Aside from heating, most of my energy use occurs in the kitchen. And there are lots of little things that can help reduce this. Here are some top tips that I’ve been testing out with happy success.
- Vacuum the dust off the coils behind the fridge to improve efficiency. I make this an annual spring cleaning activity.
- Make sure there is a bit of space behind your fridge for air to flow. It will let the heat of the motor dissipate more easily, saving energy.
- Keep the fridge door open for as little as possible when getting food out. I can still hear my mother telling me “Robin, close that refrigerator door until you decide what you want to get out of it! You’re letting all of the cold air out!” Mothers always know best!
- Don’t put piping hot leftovers in the fridge. I have a cold flat stairwell that I put my cooking pots out on to cool before containerising and freezing or refrigerating.
- Use the temperature adjuster in your fridge. If you buy a thermometer, you can make sure that your fridge stays cold enough (at or below 40° F or 4° C) without wasting energy. You can increase this temperature a bit when you are on vacation to save energy.
Stove Top and Oven
- The phrase a watched pot never boils ought to be changed to an uncovered pot never boils. Cover, cover, cover! Food will cook faster, it will spread less water vapour into your home, and you will save a boatload of energy.
- Chop food into smaller pieces to cook faster. This is especially easy and fun for me and my children to do with our new Pampered Chef chopper gadget! LOVE it!
- Boil water in your kettle instead of pans to save time and energy.
- Use cooking pans that just fit the food you are cooking. If they are too big, you are wasting heating/cooking energy.
- If you are using heavy bottomed pans or an electric hob (that’s a stove for you Americans), then turn off the heat a minute or two before your food is fully cooked. If you keep the lid on, the latent heat in the pan and hob will continue cooking your food.
- Try not to run the dishwasher unless it’s fully loaded. Again, I can recall my mother telling me this as a teenager, after she reloaded it to fit more plates than I had initially put in. You were right mom!!!!
- All dishwashers work a bit differently, but if you look up your model’s specifications from your manufacturer, you can find out which run mode uses the least energy. My slimline Boch’s “quick” mode actually uses a bit less energy than the “eco” mode, and cleans just as well, so that’s all I ever use. But most models “should” use less energy on eco modes.
- When the washing is done, make sure you turn off your dishwasher so it is not left on standby.
- It seems counter-intuitive, but apparently dishwashers usually use less energy and water than hand-washing. Lots of caveats on how you wash and which model washer you have. But the take home message is that if you have a dishwasher, then make sure it’s an efficient one.
- It took a lot of energy to get that broccoli, lettuce, banana and bread from a farmer’s field to your kitchen, so try not to waste it. Reduce your food waste by making of list of what you need from the grocery store before you shop, composting kitchen scraps and freezing leftovers.

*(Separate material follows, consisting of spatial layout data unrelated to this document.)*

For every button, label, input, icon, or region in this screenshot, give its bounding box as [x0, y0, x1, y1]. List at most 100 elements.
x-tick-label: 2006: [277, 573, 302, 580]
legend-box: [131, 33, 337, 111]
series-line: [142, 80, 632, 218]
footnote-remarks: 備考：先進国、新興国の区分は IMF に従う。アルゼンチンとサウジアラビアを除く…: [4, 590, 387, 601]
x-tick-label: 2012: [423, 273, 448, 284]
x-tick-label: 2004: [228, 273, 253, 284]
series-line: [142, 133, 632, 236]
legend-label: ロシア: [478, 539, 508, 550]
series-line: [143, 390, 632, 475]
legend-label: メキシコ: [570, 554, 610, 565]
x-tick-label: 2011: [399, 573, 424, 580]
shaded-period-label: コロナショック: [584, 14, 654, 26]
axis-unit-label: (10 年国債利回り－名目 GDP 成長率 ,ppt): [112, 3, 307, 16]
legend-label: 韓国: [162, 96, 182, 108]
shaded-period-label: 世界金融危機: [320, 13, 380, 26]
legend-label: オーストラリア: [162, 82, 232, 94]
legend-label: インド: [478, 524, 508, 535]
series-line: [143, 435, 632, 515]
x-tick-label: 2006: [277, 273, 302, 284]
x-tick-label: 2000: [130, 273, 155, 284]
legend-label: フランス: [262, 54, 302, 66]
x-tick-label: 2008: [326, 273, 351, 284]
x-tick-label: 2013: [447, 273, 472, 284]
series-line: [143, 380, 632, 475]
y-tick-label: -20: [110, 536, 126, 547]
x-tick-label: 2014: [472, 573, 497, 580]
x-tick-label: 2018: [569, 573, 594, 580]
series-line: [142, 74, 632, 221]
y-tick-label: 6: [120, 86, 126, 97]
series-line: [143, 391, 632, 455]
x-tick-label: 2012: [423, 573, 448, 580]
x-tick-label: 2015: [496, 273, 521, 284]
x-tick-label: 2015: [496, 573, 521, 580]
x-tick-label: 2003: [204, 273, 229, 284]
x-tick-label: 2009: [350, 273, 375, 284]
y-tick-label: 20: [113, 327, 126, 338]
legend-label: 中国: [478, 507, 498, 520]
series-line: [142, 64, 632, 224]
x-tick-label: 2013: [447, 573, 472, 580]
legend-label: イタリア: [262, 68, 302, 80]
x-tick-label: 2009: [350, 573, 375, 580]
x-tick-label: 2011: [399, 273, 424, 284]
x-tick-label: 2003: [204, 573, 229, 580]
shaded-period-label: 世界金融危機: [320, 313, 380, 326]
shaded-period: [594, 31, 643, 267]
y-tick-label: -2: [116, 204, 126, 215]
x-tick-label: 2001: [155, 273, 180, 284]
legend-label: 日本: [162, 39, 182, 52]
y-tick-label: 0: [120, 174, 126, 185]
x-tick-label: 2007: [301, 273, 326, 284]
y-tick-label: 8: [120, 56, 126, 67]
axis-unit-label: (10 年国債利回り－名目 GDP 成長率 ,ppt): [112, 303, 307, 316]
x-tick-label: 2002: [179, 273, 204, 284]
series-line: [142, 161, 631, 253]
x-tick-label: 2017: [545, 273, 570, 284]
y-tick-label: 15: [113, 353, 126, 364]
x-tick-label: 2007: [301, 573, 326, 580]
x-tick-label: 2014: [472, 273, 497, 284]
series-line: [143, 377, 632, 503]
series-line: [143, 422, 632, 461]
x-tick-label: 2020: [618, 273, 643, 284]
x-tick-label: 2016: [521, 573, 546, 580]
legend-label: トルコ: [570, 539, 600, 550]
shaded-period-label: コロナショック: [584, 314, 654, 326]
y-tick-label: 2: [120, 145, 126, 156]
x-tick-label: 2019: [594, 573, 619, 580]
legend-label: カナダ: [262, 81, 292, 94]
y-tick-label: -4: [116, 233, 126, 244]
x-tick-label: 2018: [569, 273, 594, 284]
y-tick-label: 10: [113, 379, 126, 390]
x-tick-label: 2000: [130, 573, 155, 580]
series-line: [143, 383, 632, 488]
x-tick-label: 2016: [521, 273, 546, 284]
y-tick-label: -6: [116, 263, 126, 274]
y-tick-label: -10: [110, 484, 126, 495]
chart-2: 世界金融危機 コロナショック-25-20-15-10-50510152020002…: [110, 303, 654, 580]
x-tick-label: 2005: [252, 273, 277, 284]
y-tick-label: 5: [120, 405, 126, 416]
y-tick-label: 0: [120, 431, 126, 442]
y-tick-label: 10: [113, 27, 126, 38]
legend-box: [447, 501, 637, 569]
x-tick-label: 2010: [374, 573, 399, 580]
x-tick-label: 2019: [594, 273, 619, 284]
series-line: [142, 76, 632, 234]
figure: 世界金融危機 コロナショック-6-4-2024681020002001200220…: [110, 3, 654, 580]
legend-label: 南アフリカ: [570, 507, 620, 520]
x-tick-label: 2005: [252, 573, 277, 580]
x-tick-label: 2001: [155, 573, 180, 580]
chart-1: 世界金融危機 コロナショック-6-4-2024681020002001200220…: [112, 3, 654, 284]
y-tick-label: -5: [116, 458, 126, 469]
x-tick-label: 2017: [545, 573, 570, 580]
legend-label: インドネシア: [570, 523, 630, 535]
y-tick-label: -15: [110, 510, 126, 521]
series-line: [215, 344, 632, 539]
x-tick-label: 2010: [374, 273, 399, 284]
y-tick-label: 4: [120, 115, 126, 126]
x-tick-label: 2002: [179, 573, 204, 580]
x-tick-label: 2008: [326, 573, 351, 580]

- Does your kitchen sink have a leaking tap? Fix it! Water is treated before it is piped into your house, so wasting water is wasting municipal energy. That all drives up consumer costs in the long-run and if you have metered water you’ll notice the drop in your bills immediately.
It goes without saying that if you have the top of the line efficient and small appliances, then you’ll be saving energy faster than most. So next time you are in the market for a new appliances or electronics, make sure to note the energy efficiency rating and compare it to a few of your favourite models. Even if it’s not your driving factor in appliance choice, try to make it a consideration just as you would price. Because your operational costs throughout the appliance lifetime may very well exceed the actual purchase price.